Women who carry BRCA1 mutations are predisposed to triple-negative and basal-like breast cancers. A study of over 1,200 matched pairs of BRCA1 carriers found that breastfeeding for at least one year was associated with a 32% reduction in breast cancer risk. Breastfeeding for two or more years nearly cut the risk in half. Each additional year of breastfeeding lowered risk by about 19% in these women.

The picture is different for BRCA2 carriers. The same study found no significant association between breastfeeding duration and breast cancer risk in women with BRCA2 mutations. This likely reflects the different biology of BRCA2-associated cancers, which tend to be hormone receptor-positive rather than triple-negative.

Premenopausal vs. Postmenopausal Breast Cancer

The protective effect of breastfeeding has been most consistently observed for premenopausal breast cancer. For postmenopausal breast cancer, the relationship is weaker but still present. One large study found that women who had breastfed for at least two weeks had a 13% lower risk of postmenopausal breast cancer compared to those who never breastfed. Among women who breastfed for 24 months or more, the risk was 27% lower. The effect appears to be long-lasting, persisting well past the childbearing years, though it’s more modest than what’s seen in younger women.

The Post-Pregnancy Risk Window

There’s an important nuance that often gets left out of this conversation. After any pregnancy, women experience a temporary increase in breast cancer risk that peaks around five to six years postpartum and can persist for decades before the long-term protective effect of having given birth takes over. This “dual effect” of pregnancy, a short-term bump followed by lasting protection, is well documented in women who have their first child before age 35.

How you wean may also play a role. Some research suggests that abrupt weaning could be associated with increased risk, while gradual weaning may be more protective. The theory centers on how the breast tissue remodels after lactation stops. Gradual weaning allows for a more orderly process of tissue involution, while sudden cessation may create an inflammatory environment that could promote cancer development.

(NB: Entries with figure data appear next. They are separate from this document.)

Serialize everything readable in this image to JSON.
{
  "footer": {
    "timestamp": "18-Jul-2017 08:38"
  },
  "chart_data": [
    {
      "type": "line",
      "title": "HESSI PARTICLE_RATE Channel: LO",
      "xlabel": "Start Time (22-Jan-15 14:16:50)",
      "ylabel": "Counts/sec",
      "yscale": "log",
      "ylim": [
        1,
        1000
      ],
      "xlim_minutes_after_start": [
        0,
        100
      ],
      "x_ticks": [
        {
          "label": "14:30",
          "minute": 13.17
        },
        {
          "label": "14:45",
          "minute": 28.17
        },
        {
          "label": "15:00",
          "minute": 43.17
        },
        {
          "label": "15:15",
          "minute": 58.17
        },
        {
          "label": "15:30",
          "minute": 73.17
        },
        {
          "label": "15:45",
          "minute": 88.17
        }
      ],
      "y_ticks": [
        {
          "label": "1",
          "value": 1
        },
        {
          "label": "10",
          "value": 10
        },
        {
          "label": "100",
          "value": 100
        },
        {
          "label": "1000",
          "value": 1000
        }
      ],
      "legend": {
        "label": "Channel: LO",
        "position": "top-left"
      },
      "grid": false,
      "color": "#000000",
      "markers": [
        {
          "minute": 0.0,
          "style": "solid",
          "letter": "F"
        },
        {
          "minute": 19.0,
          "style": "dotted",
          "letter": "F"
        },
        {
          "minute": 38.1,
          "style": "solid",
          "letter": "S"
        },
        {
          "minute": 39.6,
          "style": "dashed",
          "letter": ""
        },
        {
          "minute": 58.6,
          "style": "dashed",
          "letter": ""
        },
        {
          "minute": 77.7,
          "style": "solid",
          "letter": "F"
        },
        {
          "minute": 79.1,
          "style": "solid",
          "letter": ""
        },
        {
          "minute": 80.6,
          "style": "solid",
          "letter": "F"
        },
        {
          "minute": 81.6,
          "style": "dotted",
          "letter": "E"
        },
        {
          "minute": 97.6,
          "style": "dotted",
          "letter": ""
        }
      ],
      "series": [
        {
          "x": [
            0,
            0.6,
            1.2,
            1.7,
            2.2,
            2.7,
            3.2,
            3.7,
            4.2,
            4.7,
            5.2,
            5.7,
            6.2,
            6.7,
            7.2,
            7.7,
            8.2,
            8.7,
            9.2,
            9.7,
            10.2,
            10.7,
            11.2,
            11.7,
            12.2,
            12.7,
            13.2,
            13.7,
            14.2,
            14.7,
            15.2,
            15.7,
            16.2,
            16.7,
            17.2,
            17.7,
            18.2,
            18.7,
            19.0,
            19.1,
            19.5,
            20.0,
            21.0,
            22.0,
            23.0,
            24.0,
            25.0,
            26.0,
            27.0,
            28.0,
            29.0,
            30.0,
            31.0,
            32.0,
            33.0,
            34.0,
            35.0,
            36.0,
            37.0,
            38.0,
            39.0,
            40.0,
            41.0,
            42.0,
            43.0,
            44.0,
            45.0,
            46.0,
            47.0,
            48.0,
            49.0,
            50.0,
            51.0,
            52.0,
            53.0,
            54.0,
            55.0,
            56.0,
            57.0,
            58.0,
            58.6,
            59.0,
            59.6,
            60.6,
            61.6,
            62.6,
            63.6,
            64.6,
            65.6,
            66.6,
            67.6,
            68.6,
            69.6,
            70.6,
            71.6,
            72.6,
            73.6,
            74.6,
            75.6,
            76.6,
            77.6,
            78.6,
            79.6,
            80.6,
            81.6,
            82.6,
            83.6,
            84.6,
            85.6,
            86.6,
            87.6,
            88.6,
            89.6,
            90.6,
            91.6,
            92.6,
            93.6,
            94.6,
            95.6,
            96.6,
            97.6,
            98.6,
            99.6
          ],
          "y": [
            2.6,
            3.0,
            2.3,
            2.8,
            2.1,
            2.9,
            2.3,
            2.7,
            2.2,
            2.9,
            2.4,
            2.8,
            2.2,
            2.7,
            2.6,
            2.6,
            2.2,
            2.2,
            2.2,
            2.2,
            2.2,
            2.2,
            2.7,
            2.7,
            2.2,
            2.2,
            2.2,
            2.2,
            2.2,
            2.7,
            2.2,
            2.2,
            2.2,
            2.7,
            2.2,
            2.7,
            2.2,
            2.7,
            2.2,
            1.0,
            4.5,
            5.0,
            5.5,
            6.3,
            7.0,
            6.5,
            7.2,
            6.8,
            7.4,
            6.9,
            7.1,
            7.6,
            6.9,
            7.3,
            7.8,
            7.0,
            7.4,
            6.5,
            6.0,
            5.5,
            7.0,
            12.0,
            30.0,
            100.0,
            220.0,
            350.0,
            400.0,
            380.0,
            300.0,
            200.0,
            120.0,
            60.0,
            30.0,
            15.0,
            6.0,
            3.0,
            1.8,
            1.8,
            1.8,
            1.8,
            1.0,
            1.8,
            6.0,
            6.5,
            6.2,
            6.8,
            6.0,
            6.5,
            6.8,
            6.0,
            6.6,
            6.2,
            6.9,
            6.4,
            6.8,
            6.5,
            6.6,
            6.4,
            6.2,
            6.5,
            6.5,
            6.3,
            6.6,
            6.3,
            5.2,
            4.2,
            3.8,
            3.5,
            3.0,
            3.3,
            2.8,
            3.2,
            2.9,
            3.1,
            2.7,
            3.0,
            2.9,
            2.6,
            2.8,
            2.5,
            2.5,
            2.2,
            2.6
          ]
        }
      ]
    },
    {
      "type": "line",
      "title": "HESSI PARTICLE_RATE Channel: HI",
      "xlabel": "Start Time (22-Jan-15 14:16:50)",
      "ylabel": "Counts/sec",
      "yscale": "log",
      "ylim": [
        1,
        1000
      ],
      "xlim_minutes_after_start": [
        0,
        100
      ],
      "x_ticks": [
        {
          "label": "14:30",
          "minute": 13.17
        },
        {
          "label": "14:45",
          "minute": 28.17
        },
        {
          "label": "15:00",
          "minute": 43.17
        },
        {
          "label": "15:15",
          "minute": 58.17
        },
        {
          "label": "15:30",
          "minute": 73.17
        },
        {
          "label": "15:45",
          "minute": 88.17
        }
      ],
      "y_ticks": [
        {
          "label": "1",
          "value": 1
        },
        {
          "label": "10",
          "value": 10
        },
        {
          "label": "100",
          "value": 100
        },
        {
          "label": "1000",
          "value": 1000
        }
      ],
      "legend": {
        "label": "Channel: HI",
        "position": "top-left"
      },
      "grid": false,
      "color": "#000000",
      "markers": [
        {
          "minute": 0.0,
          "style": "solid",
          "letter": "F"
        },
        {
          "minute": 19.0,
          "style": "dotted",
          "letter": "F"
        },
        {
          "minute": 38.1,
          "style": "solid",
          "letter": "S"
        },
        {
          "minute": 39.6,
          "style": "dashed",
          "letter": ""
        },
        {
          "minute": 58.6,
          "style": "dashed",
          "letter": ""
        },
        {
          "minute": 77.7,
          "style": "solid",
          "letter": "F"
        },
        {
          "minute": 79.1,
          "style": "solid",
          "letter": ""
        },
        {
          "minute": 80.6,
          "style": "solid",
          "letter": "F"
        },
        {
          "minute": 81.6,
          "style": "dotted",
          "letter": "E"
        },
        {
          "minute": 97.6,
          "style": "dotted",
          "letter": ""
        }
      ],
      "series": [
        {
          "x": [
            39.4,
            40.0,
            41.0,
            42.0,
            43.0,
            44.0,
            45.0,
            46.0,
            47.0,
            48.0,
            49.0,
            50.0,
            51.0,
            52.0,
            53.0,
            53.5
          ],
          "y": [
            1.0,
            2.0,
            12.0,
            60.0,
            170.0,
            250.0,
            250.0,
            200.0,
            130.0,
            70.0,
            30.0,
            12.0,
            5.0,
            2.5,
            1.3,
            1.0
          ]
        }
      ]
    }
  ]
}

This is still an active area of investigation, but it adds another dimension to the relationship between breastfeeding and breast health.

Putting the Numbers in Perspective

Breastfeeding is one of several modifiable factors that influence breast cancer risk, alongside body weight, physical activity, and alcohol consumption. It’s not a silver bullet. A 4.3% reduction per year of breastfeeding is meaningful at a population level, but it doesn’t eliminate risk, especially for women with strong genetic predispositions or other risk factors. What makes breastfeeding notable is that the protection appears to increase with duration, is strongest against the most aggressive cancer subtypes, and offers substantial benefits to high-risk groups like BRCA1 carriers.

For women who can and choose to breastfeed, the cancer risk reduction is one of several health benefits that accumulate over time. For women who can’t breastfeed or choose not to, breastfeeding is only one factor among many that shape lifetime breast cancer risk, and there are other effective ways to reduce it.